!注意!
映画二人の英雄の内容になります。
視聴済み、問題ない方のみどうぞ











「I・アイランド…ですか」

総合病院の応接室。
目の前に座るのは私の父の弟…つまり叔父。
将来この病院の院長になる人だ。


「I・エキスポのプレオープンの招待状が院長に届いてね。忙しいし興味もないって言ってたからヒーロー目指してるなまえにどうかなって話が出たんだよ」
「それは…。それ、お祖父さんが言ったんですか?」
「ああ…いや、僕がね。体育祭での活躍も見てたし、ちょうどいいと思ったんだ。みょうじ家的にも誰も参加しないとなるとせっかく頂いたのに角が立ってしまうだろう?」


つまり、利用できるもんは利用してやろうという魂胆丸見えなのですが。
しかし、I・アイランドのエキスポか。


行けないと思ってた。
先日百ちゃんが余った二枚のチケットを持って女子たちを集めて誰が行くか話し合った結果公平を期してジャンケンすることになり負けてしまったのだ。

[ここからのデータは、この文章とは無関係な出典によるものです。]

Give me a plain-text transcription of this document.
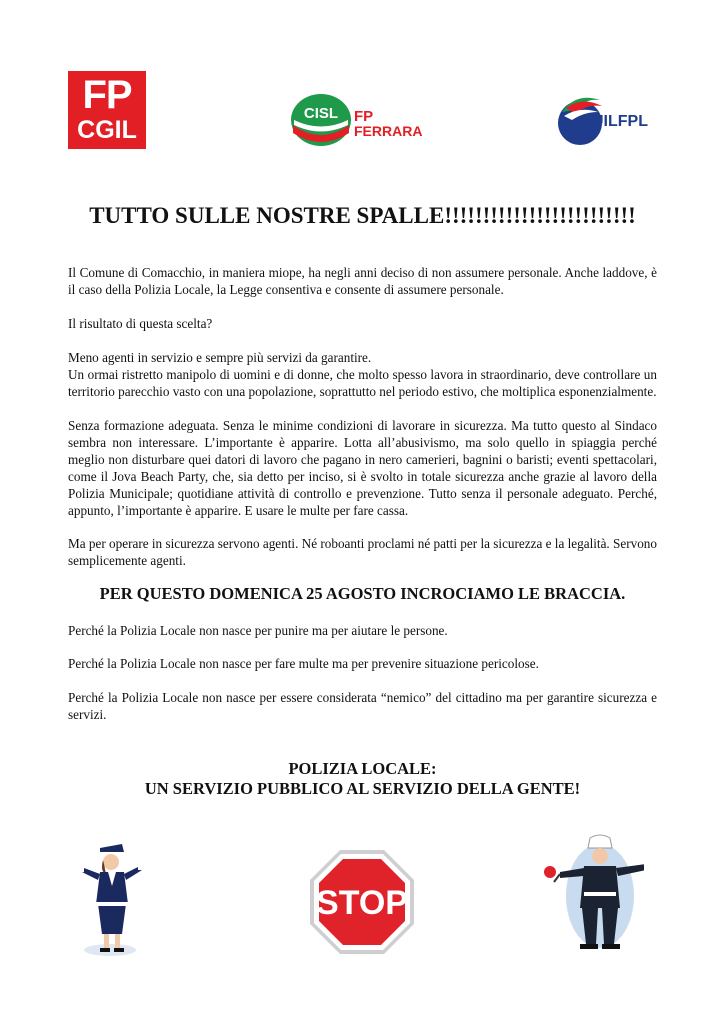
FP
CGIL
CISL FP
FERRARA
UILFPL
TUTTO SULLE NOSTRE SPALLE!!!!!!!!!!!!!!!!!!!!!!!!!

Il Comune di Comacchio, in maniera miope, ha negli anni deciso di non assumere personale. Anche laddove, è il caso della Polizia Locale, la Legge consentiva e consente di assumere personale.

Il risultato di questa scelta?

Meno agenti in servizio e sempre più servizi da garantire.

Un ormai ristretto manipolo di uomini e di donne, che molto spesso lavora in straordinario, deve controllare un territorio parecchio vasto con una popolazione, soprattutto nel periodo estivo, che moltiplica esponenzialmente.

Senza formazione adeguata. Senza le minime condizioni di lavorare in sicurezza. Ma tutto questo al Sindaco sembra non interessare. L’importante è apparire. Lotta all’abusivismo, ma solo quello in spiaggia perché meglio non disturbare quei datori di lavoro che pagano in nero camerieri, bagnini o baristi; eventi spettacolari, come il Jova Beach Party, che, sia detto per inciso, si è svolto in totale sicurezza anche grazie al lavoro della Polizia Municipale; quotidiane attività di controllo e prevenzione. Tutto senza il personale adeguato. Perché, appunto, l’importante è apparire. E usare le multe per fare cassa.

Ma per operare in sicurezza servono agenti. Né roboanti proclami né patti per la sicurezza e la legalità. Servono semplicemente agenti.

PER QUESTO DOMENICA 25 AGOSTO INCROCIAMO LE BRACCIA.

Perché la Polizia Locale non nasce per punire ma per aiutare le persone.

Perché la Polizia Locale non nasce per fare multe ma per prevenire situazione pericolose.

Perché la Polizia Locale non nasce per essere considerata “nemico” del cittadino ma per garantire sicurezza e servizi.

POLIZIA LOCALE:
UN SERVIZIO PUBBLICO AL SERVIZIO DELLA GENTE!
STOP
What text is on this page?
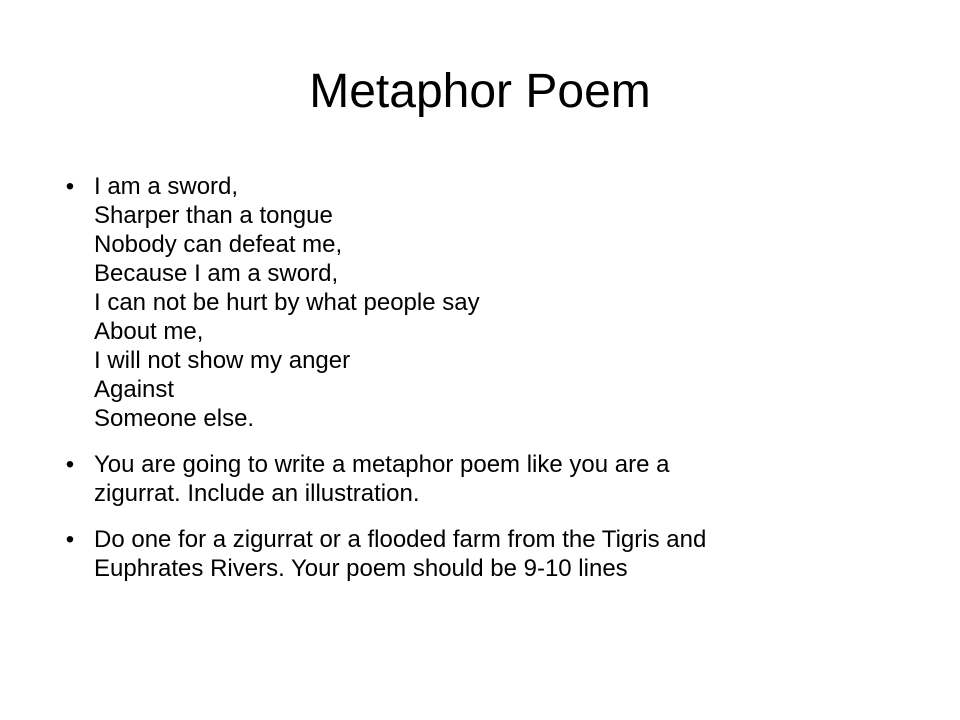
Metaphor Poem
• I am a sword,
Sharper than a tongue
Nobody can defeat me,
Because I am a sword,
I can not be hurt by what people say
About me,
I will not show my anger
Against
Someone else.
• You are going to write a metaphor poem like you are a
zigurrat. Include an illustration.
• Do one for a zigurrat or a flooded farm from the Tigris and
Euphrates Rivers. Your poem should be 9-10 lines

一応みんなでI・アイランドには行く予定だったが、まさかエキスポのプレオープンにまで参加できるとは。


「どうする?なまえ」
「誰も行かないなら行きます!もちろんみょうじ家に恥はかかせません!」


叔父さんは苦笑しつつチケットを一枚渡してくれた。


叔父にお礼を言いお辞儀して、応接室を後にする。
廊下に出て、ふうと息をつく。


「何か用だったのか?」
「うん…I・エキスポのプレオープンチケットが…」



聞き慣れた声に思わず何も考えず反応する。

って…え?

違和感を感じて振り向くと、轟くんが立っていた。


「うわあっ、び、びっくりした」
「悪ィ」


表情一つ変えずに私の横に立つ。
そして私の手元のチケットに目を落とすと、なるほどと頷いている。


「みょうじ、少し時間あるか」
「う、うん」







「今日はお見舞い?」


病院の近くの喫茶店に二人で入り、席に着く。
注文を終わらせると本題に入る。


「ああ。…さっきI・エキスポがどうとか言ってたよな?みょうじも行くのか?」
「も、ってことは…」


轟くんが頼んだコーヒーと、私が頼んだショートケーキが運ばれてきて、轟くんは店員さんに軽く会釈する。私も同じ様に会釈する。
それからお砂糖もミルクも入れずにコーヒーを一口飲んで頷く。


「俺も行く。まあ…親父の代理だが」
「そうだったんだ、私も似た感じかな。祖父の代理でさっきチケットもらって」
「そうか。…よかったら一緒に周らないか?」
「えっ、いいの?」


ああ、と微笑む。
轟くんは私が頼んだショートケーキに視線を移す。


「…食わねえのか?」
「あっ、い、いただきます」


ぱく、とショートケーキを一口口に入れる。
生クリームとスポンジと苺の配分も、甘さもちょうどいい。
美味しい。


「美味そうに食うな、お前」
「す、好きで…ショートケーキ」
「…そうか」


ふっと微笑ましいものでも見るように笑われた。
絶対子供っぽいって思ってる…!


「I・アイランド行くの、そんな乗り気じゃなかったんだが… みょうじと行けるなら悪くないかもな」
「と、轟くん…!」


なんか最近、真顔でこういうこと言われるからドギマギしてしまう。
私も轟くんと一緒にいて嫌なわけじゃない…むしろ嬉しいけど、恥ずかしげもなく言ってしまう轟くんにただ驚かされてしまう。


でもまあ…今はまだ行ったことのないI・アイランドへのワクワクが勝っていて。